'Like many a Highland glen, the Fathan Ghlinne should be wooded but isn't. But I have sat long and often and listened to the ancient river speech, to the windsong of three birches and a rowan, the rowan above a meeting of waterfalls which should be a portentous place. And the word on the wind and in the speech of the river is that the trees and wolves and the people will be back.'
Thus Jim Crumley concludes this remarkable book of nature writing. The setting is largely Highland Perthshire (there are startling asides to Mull and Alaska), the author's home for several years, and where, having 'chased a rainbow' that faded early he stayed on and put down a root that nourished his nature writer's instincts.
Something Out There is Jim Crumley's account of his quest to rediscover something of the ancient bond between man and nature. It is told in prose that is three-quarters of the way to poetry, and in the process gives the art of nature writing a bold new standard bearer for the 21st century.
Jim Crumley is a nature writer with almost 20 books to his name, mostly on the landscape and wildlife of Scotland. He is renowned for his style: passionate, inspiring, visionary, sensitive, moody, majestic%85no work of his should be missed. He is also a columnist and presenter of radio programmes.
' ... presents essays of observation on the lives of osprey, eagles, falcons, swans, skylarks, and dippers, intermingled with reflections about the human relationship to nature and the author's personal life. Particularly welcome is the inclusion of original poetry and photography, the former calling to mind Thoreau's A Week on the Concord and Merrimack Rivers, as well as Walden. At its best Crumley's prose takes to the air in feathery descriptions of the awe that birds inspire: "So an eagle crosses a Perthshire mountainside, and she wears a green moustache and her shadow tows her along a notch above stalling speed and at the lowest known altitude above zero feet and my heart is in my mouth again". The language can also be refreshingly stoic, chiselled and hard bitten, appropriate to the northern landscape that inspires it. ...offers valuable knowledge of nature hewn out of long experience and illuminating moments of clear seeing and deep feeling'. ISLE (Interdisciplinary Studies in Literature and Environment), journal of the Association for the Study of Literature and Environment in the USA
'This author is never less alone than when by himself. Home may be a remote cottage in Glendochart, but the world beyond its windows teems with life. Everything that moves, be it eagle, buzzard, raven or redwing, even the fieldmouse in his dyke, is observed, mulled over and recorded. That sounds fairly clinical. Crumley's prose is anything but and frequently the lyrical quality and poetical imagery is profoundly moving. He has the ability to take the reader with him on his travels, to make us see with his eyes, listen with his sharp ears, share his quest for answers. Why does the eagle behave that way, or the salmon that? How does the osprey catch fish in a snowstorm? ... Read his account of the northern lights and it won't matter if you never see them. His word pictures of red, dervish dancers, of light pouring in cataracts of green, yellow and white, are vivid enough. His world is one where silence is important, an enquiring mind even more so. A beautifully produced book which includes both poetry and black and white photographs. Not for nothing has Jim Crumley been called the best nature writer in Britain'. Leopard Magazine.

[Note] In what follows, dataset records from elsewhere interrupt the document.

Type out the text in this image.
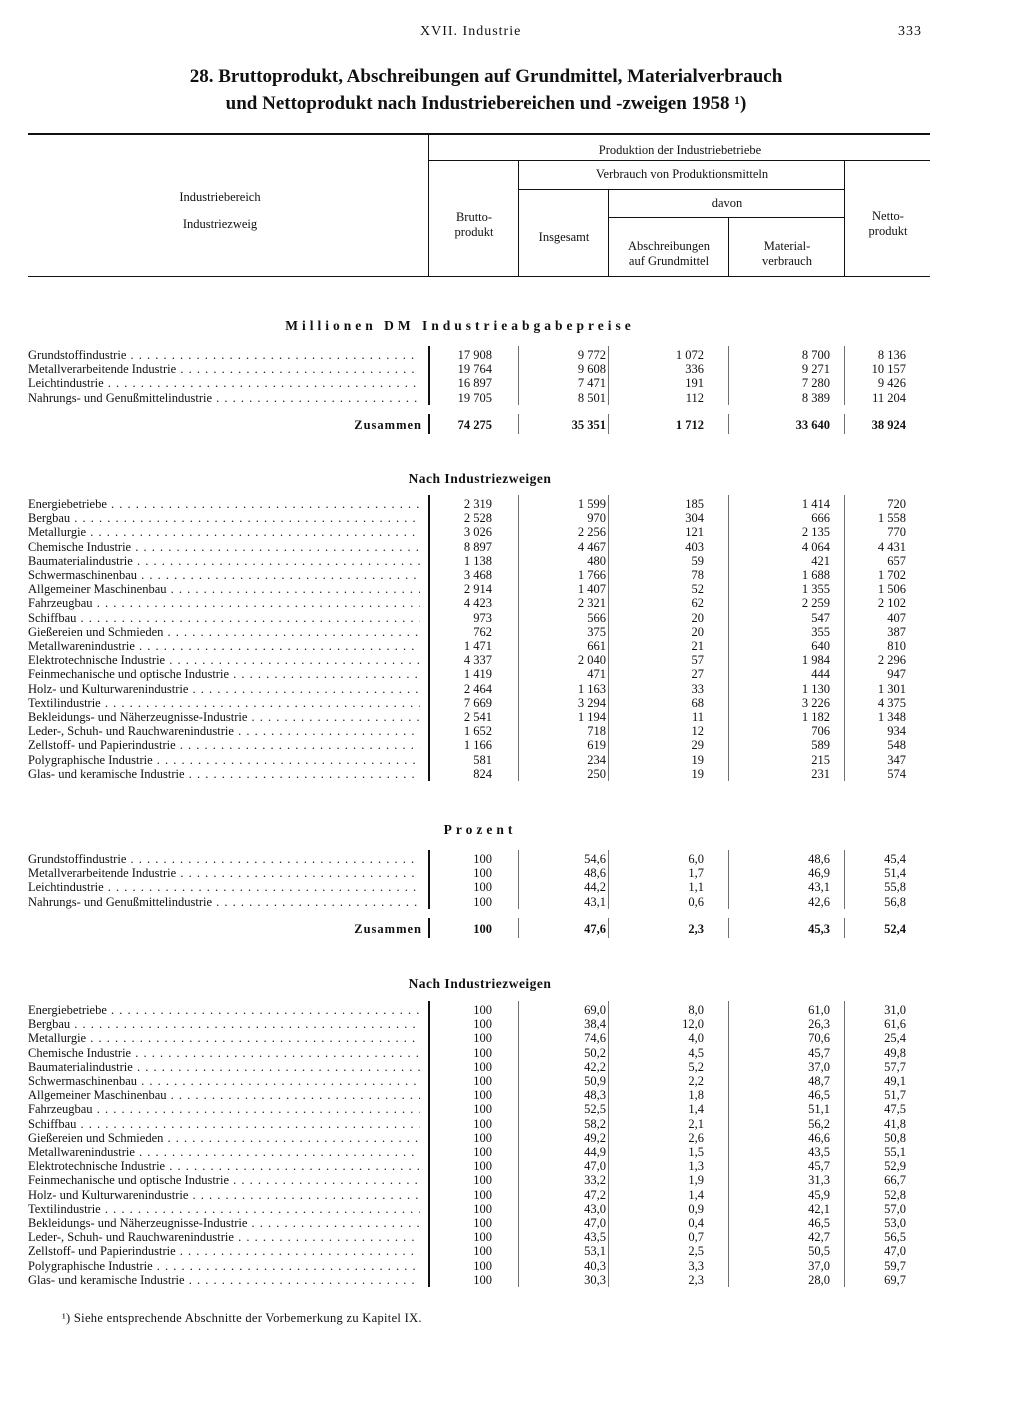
XVII. Industrie	333
28. Bruttoprodukt, Abschreibungen auf Grundmittel, Materialverbrauch
und Nettoprodukt nach Industriebereichen und -zweigen 1958 ¹)
Industriebereich
Industriezweig
Produktion der Industriebetriebe
Verbrauch von Produktionsmitteln
davon
Brutto-
produkt	Insgesamt
Abschreibungen
auf Grundmittel
Material-
verbrauch
Netto-
produkt
Millionen DM Industrieabgabepreise
Nach Industriezweigen
Prozent
Nach Industriezweigen
Grundstoffindustrie . . .	17 908	9 772	1 072	8 700	8 136
Metallverarbeitende Industrie . . .	19 764	9 608	336	9 271	10 157
Leichtindustrie . . .	16 897	7 471	191	7 280	9 426
Nahrungs- und Genußmittelindustrie . . .	19 705	8 501	112	8 389	11 204
Zusammen	74 275	35 351	1 712	33 640	38 924
Energiebetriebe . . .	2 319	1 599	185	1 414	720
Bergbau . . .	2 528	970	304	666	1 558
Metallurgie . . .	3 026	2 256	121	2 135	770
Chemische Industrie . . .	8 897	4 467	403	4 064	4 431
Baumaterialindustrie . . .	1 138	480	59	421	657
Schwermaschinenbau . . .	3 468	1 766	78	1 688	1 702
Allgemeiner Maschinenbau . . .	2 914	1 407	52	1 355	1 506
Fahrzeugbau . . .	4 423	2 321	62	2 259	2 102
Schiffbau . . .	973	566	20	547	407
Gießereien und Schmieden . . .	762	375	20	355	387
Metallwarenindustrie . . .	1 471	661	21	640	810
Elektrotechnische Industrie . . .	4 337	2 040	57	1 984	2 296
Feinmechanische und optische Industrie . . .	1 419	471	27	444	947
Holz- und Kulturwarenindustrie . . .	2 464	1 163	33	1 130	1 301
Textilindustrie . . .	7 669	3 294	68	3 226	4 375
Bekleidungs- und Näherzeugnisse-Industrie . . .	2 541	1 194	11	1 182	1 348
Leder-, Schuh- und Rauchwarenindustrie . . .	1 652	718	12	706	934
Zellstoff- und Papierindustrie . . .	1 166	619	29	589	548
Polygraphische Industrie . . .	581	234	19	215	347
Glas- und keramische Industrie . . .	824	250	19	231	574
Grundstoffindustrie . . .	100	54,6	6,0	48,6	45,4
Metallverarbeitende Industrie . . .	100	48,6	1,7	46,9	51,4
Leichtindustrie . . .	100	44,2	1,1	43,1	55,8
Nahrungs- und Genußmittelindustrie . . .	100	43,1	0,6	42,6	56,8
Zusammen	100	47,6	2,3	45,3	52,4
Energiebetriebe . . .	100	69,0	8,0	61,0	31,0
Bergbau . . .	100	38,4	12,0	26,3	61,6
Metallurgie . . .	100	74,6	4,0	70,6	25,4
Chemische Industrie . . .	100	50,2	4,5	45,7	49,8
Baumaterialindustrie . . .	100	42,2	5,2	37,0	57,7
Schwermaschinenbau . . .	100	50,9	2,2	48,7	49,1
Allgemeiner Maschinenbau . . .	100	48,3	1,8	46,5	51,7
Fahrzeugbau . . .	100	52,5	1,4	51,1	47,5
Schiffbau . . .	100	58,2	2,1	56,2	41,8
Gießereien und Schmieden . . .	100	49,2	2,6	46,6	50,8
Metallwarenindustrie . . .	100	44,9	1,5	43,5	55,1
Elektrotechnische Industrie . . .	100	47,0	1,3	45,7	52,9
Feinmechanische und optische Industrie . . .	100	33,2	1,9	31,3	66,7
Holz- und Kulturwarenindustrie . . .	100	47,2	1,4	45,9	52,8
Textilindustrie . . .	100	43,0	0,9	42,1	57,0
Bekleidungs- und Näherzeugnisse-Industrie . . .	100	47,0	0,4	46,5	53,0
Leder-, Schuh- und Rauchwarenindustrie . . .	100	43,5	0,7	42,7	56,5
Zellstoff- und Papierindustrie . . .	100	53,1	2,5	50,5	47,0
Polygraphische Industrie . . .	100	40,3	3,3	37,0	59,7
Glas- und keramische Industrie . . .	100	30,3	2,3	28,0	69,7
¹) Siehe entsprechende Abschnitte der Vorbemerkung zu Kapitel IX.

'Write the truest sentence that you know' is how Jim Crumley starts this evocative and intriguing book. A quote and piece of advice taken from Ernest Hemingway. I discovered Something Out There to be an enthralling read and a book that 'rang home' so well with myself that I didn't want to put it down. I felt so much a part of each sentence as the work unfolded and it mirrored my own feelings as an illustrator of the integrity of the natural world. Crumley has mastered the feeling of being out in the midst of nature in all of her glory and her starkness. It is an emphatic interpretation of the natural world and man's place in it by an enthused naturalist with a flowing poetic prose style and who is inspiring, sensitive and passionate in his observation and creative approach. It is mostly set in the author's home of Highland Perthshire, but also roams to Mull and Alaska. A quite beautiful piece on the dipper in a Perthshire glen sums up Crumley's wonderful observational skills that make his work so incredibly readable and alive: 'the more you watch, the more you wonder, the more whys you invent so that you watch more intently than ever'. Jim Crumley has achieved a tremendous sense of the power of nature and man's place and bond with it; something only possible from one who has deep connections with and appreciation of the wild places'. Journal and News, John Muir Trust
'This is a celebration of the natural world as seen through the eyes, ears and heart of a skilled writer. He can describe the flight of the skylark in exquisite language and point out that the call of the cuckoo can sometimes sound like jazz. He can write pages on the colour of an egg or the scent of pine trees, or the life to be found in a drystane dyke and not one word will be dull or misplaced. Jim Crumley now has almost 20 books to his credit and, in my opinion, Something out There is his best.' The Scots Magazine.
'Jim Crumley, like all the best nature writers, combines his extensive knowledge with respect and awe for the natural world. He brings a soft-voiced poetry to his observations of nature's daily dramas, and the sort of imagination that can cast itself inside the egg of a dipper or the mind of a hunting hawk'.The Herald.